Good ReadsOperation Elephant and ‘Class Size’

Operation Elephant and ‘Class Size’

Operation Elephant and ‘Class Size’

There is much to be learned from history. The story of ‘Operation Elephant,’ a Second World War battle, is worth teaching to every school child, to every politician, and to every policy maker. I wish it were mandatory reading for our leaders in Education.

The battle, planned by distant generals, resulted in the massacre of our troops, left hundreds wounded and 89 dead, while accomplishing absolutely none of its objectives. Before it even began, the front line soldiers knew it was an impossible mission. They knew their rifles would freeze. Attack by canoe was ridiculous in a freezing river. The bridge needing 10 days to construct was expected in 6 and was a “Mad Whore’s Nightmare”.

Our wonderful teachers are in the trenches, often overwhelmed by the expectations of their generals who expect them to conquer the enemy of ignorance for our children. They see the real factors at play, have on the ground, current information, and know the best strategies to win and claim victory!

Yet, I know our well-intentioned, powerful leaders, like the generals responsible for Operation Elephant, will likely ignore the advice of troops in classroom trenches and forge ahead with their battle plans for ‘Class Size’ policy, concocted in the ivory towers of academia, or the bubbles of board rooms, or while wallowing in the stupidity of decision making meetings, in Ontario government buildings.

Once, ‘Whole Language’ was in vogue. Many front liners laughed at the foolishness of some concepts, but followed orders. They stopped teaching phonics and decoding skills, ceased listening to oral reading, and dropped grammar and spelling. Teachers subsequently witnessed firsthand, the rapid deterioration of reading and writing skills which resulted from their commanders’ decisions.

‘Inclusion’ is a practice, entrenched in Ontario education law and policies by compassionate, well-intentioned generals. However, it is fraught with problems no one seems to want to raise. Meanwhile, teachers have told everyone that they feel unable to deliver this Promised Land, that special needs children are being woefully underserved in large regular classrooms and that the front line soldiers are ill-equipped to carry out their orders successfully. Concurrently, the average child’s education has been incredibly compromised in classes where the needs and demands of special needs classmates take priority and usurp the average student’s rightful share of the teacher’s time. Generals ordered it, but the troops are in big trouble, with no relief in sight!

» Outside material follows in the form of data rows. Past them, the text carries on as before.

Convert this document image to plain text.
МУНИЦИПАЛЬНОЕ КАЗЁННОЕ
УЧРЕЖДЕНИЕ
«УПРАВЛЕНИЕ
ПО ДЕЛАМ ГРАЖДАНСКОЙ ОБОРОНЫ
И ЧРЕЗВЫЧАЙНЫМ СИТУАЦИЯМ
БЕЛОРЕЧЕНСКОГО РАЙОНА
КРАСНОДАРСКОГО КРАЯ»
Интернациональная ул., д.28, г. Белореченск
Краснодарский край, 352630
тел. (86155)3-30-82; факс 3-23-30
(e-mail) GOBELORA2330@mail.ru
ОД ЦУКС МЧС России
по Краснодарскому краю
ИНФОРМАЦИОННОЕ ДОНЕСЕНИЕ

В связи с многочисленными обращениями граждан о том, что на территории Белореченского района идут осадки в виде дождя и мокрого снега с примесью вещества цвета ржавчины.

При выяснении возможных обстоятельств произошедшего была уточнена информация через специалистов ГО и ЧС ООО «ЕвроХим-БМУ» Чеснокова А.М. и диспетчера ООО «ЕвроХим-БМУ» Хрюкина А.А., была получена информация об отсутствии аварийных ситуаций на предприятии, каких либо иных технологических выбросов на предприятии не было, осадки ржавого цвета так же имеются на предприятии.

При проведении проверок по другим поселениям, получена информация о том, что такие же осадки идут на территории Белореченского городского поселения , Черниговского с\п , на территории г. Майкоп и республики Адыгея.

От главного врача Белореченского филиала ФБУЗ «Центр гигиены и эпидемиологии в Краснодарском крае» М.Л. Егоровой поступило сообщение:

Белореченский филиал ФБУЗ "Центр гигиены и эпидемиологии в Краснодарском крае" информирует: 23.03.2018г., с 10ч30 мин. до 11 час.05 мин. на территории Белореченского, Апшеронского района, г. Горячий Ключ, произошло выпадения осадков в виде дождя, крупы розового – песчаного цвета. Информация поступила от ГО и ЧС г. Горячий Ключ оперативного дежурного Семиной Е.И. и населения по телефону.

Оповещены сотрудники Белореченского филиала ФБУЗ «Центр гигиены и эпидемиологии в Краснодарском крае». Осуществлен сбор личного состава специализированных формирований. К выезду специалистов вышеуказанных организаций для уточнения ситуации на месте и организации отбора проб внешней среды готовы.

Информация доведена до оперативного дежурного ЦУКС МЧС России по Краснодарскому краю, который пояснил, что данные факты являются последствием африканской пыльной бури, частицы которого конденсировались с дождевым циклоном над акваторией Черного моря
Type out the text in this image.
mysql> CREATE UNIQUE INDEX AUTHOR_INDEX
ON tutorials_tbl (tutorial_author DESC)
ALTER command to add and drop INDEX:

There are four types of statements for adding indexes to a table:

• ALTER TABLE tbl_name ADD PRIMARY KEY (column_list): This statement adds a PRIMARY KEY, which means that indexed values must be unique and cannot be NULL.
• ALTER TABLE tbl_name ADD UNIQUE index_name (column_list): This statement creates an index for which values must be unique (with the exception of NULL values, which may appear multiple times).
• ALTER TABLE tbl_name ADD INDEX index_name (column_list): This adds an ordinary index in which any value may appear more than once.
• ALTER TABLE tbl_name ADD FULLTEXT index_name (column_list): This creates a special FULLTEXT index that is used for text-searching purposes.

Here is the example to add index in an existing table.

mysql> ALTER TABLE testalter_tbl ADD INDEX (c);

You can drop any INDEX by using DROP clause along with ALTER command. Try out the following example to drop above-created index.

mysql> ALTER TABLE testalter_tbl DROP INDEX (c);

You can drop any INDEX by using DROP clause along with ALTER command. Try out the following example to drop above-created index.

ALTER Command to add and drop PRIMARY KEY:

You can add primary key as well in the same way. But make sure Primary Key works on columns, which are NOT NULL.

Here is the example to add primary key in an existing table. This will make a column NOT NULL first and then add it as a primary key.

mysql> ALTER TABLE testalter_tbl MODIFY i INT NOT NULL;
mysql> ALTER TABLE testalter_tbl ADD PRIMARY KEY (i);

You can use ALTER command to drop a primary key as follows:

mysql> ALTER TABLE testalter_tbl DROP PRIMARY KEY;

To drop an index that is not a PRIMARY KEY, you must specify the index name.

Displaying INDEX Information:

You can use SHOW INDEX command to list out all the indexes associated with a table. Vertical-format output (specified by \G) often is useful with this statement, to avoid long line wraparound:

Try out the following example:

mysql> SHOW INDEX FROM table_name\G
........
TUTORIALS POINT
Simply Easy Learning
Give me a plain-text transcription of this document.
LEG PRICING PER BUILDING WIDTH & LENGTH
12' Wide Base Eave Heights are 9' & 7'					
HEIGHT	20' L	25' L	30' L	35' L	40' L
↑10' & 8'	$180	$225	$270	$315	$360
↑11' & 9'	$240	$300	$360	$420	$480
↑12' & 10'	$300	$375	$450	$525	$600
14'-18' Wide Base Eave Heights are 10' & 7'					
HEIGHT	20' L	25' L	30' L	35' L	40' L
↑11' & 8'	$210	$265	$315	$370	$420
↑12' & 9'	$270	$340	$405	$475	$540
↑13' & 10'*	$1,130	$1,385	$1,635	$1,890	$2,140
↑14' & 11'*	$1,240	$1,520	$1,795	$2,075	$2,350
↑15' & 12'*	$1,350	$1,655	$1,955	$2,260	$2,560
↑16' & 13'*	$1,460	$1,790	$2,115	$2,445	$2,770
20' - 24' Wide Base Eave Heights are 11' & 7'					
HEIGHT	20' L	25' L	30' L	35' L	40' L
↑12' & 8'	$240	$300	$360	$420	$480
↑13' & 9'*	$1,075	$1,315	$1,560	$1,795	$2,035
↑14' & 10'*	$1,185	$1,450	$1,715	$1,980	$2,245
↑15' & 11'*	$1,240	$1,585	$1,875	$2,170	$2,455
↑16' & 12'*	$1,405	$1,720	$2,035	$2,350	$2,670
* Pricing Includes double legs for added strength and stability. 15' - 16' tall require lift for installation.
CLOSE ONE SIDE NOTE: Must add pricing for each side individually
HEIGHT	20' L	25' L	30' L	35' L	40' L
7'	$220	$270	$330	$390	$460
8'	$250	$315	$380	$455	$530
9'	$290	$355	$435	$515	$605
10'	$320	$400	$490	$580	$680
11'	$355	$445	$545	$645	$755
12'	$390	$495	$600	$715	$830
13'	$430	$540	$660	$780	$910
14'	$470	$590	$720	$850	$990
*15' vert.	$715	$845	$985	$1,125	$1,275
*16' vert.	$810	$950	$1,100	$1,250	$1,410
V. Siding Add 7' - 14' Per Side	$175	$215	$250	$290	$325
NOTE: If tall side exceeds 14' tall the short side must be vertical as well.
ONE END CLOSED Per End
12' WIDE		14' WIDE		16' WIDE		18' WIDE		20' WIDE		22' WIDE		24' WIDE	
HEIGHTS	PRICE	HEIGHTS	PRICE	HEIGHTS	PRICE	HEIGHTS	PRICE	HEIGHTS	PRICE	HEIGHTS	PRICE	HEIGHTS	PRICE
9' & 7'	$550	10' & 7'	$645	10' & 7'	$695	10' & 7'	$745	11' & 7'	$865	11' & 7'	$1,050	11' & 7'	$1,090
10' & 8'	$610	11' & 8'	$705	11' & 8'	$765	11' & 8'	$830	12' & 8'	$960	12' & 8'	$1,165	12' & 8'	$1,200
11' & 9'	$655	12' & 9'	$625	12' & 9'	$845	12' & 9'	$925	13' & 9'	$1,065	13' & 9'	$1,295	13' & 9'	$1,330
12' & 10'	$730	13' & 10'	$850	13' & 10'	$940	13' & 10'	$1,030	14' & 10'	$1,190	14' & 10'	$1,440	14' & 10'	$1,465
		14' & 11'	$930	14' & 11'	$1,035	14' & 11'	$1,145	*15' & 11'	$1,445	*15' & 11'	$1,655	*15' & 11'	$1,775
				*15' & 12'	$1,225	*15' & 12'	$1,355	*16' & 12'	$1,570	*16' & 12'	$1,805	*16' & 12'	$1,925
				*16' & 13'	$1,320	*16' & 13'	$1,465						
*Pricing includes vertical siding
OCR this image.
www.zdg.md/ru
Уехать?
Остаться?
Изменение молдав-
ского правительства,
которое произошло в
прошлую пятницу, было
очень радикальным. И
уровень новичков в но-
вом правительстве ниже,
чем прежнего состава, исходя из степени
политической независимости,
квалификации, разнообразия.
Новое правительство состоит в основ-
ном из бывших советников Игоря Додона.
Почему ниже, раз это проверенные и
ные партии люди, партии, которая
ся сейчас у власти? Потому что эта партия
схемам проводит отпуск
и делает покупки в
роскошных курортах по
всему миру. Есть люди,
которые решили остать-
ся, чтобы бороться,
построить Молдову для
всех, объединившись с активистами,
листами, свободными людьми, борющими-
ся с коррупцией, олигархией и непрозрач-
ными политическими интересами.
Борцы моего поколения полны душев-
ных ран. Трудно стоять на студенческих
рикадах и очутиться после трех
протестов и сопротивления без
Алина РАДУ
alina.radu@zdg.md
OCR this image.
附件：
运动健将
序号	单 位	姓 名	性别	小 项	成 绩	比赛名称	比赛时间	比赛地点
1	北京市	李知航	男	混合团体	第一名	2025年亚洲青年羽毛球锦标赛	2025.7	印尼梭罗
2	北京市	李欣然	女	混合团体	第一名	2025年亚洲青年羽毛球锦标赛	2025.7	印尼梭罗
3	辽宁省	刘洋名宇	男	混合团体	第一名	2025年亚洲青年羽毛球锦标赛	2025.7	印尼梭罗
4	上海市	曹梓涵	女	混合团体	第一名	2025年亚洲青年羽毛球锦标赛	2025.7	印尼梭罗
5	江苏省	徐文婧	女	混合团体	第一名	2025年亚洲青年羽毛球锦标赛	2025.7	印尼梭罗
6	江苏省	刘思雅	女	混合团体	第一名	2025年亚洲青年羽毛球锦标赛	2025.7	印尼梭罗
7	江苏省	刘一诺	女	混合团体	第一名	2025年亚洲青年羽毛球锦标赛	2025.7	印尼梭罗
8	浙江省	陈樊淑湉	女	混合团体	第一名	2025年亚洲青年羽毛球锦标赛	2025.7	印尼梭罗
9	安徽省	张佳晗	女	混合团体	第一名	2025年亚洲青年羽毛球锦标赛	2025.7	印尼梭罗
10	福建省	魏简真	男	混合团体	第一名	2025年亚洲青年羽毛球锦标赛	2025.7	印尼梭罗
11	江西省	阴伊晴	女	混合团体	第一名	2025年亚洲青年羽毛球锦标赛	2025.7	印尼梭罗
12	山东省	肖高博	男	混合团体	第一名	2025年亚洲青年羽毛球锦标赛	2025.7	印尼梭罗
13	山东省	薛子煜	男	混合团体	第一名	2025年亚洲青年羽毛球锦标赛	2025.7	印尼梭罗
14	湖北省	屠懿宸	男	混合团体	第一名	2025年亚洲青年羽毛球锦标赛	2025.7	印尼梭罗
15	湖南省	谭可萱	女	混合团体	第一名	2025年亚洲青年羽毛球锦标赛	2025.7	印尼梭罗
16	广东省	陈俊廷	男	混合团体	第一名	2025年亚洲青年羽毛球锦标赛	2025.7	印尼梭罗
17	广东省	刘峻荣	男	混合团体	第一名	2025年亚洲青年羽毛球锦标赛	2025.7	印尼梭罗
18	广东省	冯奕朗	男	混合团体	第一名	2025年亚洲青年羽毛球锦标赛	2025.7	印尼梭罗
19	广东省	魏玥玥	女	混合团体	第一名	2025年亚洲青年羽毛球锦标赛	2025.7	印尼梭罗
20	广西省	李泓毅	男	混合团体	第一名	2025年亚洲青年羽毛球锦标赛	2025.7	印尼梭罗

Currently, our educators are telling their generals that ‘Class Size’ matters. Research confirms that ‘Special Needs’ students need very small classes and specially trained teachers. Teachers are keenly aware that less academically inclined boys and girls need small classes and highly trained adults. It is obvious to them that larger classes overall, allow less individualization,, less one on one anything for average children and limit choices of teaching methodologies. It is evident in the workplace that teachers are experiencing previously unparalleled frustration and stress because they are utterly stretched to the limit by unrealistic expectations, which are impossible to meet, no matter the talent, brilliance or effort of the professional trying to do this incredibly complex job.

Our generals need to read about Operation Elephant and absorb the lessons that this piece of Canadian history teaches. They need to listen to the front line teachers who can and will tell them exactly what is needed to win the war on ignorance. Our generals need not waste more money on research. Simply guarantee educators who are working in Ontario classrooms anonymity and protection from reprisal, and they will tell the truth and the real facts about the problems of overcrowded trenches, where teachers fight the good fight for our kids each and every day!

Let us not be surprised when we hear laments from teachers who are now abandoning their chosen profession in droves after less than five years, most complaining about the mighty chasm between their training and the reality of the classroom. Like Corporal Jake Weibe commented after Operation Elephant they may say: “If only we had the wisdom of our generals.”

May Honourable Lisa Thonpson listen to our troops!